お父さんが、子どもを子ども扱いせず、悪い国の指導者が自分たちをひどいやり方で殺そうとしていること、だから、しっかり逃げないと殺されてしまうかもしれないこと、いつか大きくなったら、そういう国の悪い指導者と戦わなければならないかもしれないこと、一部の人を差別するのはいけないこと、などを、子どもがわからないにしても、少しでも伝える努力をしてほしかったと思う。子どもでも、ある程度の感覚の鋭さは持っているので、全体を理解するのはもちろん無理にしても、そうした中から感じ取る部分もあると思う。それが子どもの生き方に大きく影響する可能性もあると思う。

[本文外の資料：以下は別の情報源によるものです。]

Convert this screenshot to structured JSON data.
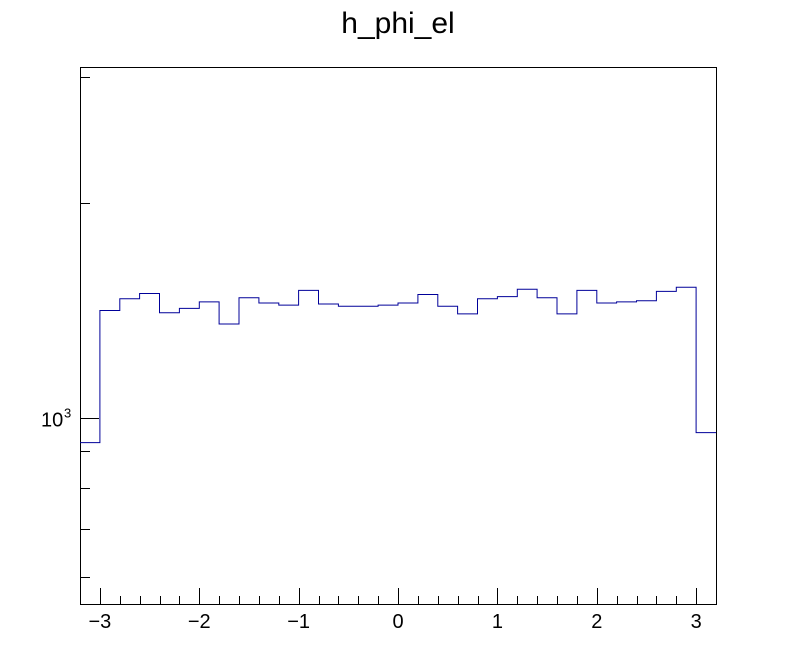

自分が好きな映画に、「蝶の舌」という映画がある。その映画は、スペインの内戦をめぐるスペイン社会の人々を描いた物語である。そこに出てくる「先生」は、とても尊敬できる人間である。この先生は、決して子どもを子ども扱いしたりしない。子どもであっても、一人の人間として扱い、難しい内容であっても子どもに真実を伝えようという態度で常に子供に接している。この「先生」は、同じ状況であったとしたら、できる範囲で、子どもに、今の状況を理解させようとしたことだろう。それは、このお父さんの取った行動とは全く異なるものである。「蝶の舌」と本作品を見比べて考えてみてほしい。
この映画は、親子愛の部分に完全に徹して見れば、よい映画と言えるかもしれない。
だが、設定が不自然すぎたり、ひどく残酷な歴史を、結果的に、のどかな歴史であったかのように誤解させるような映画になってしまっているため、不愉快な気分が残った。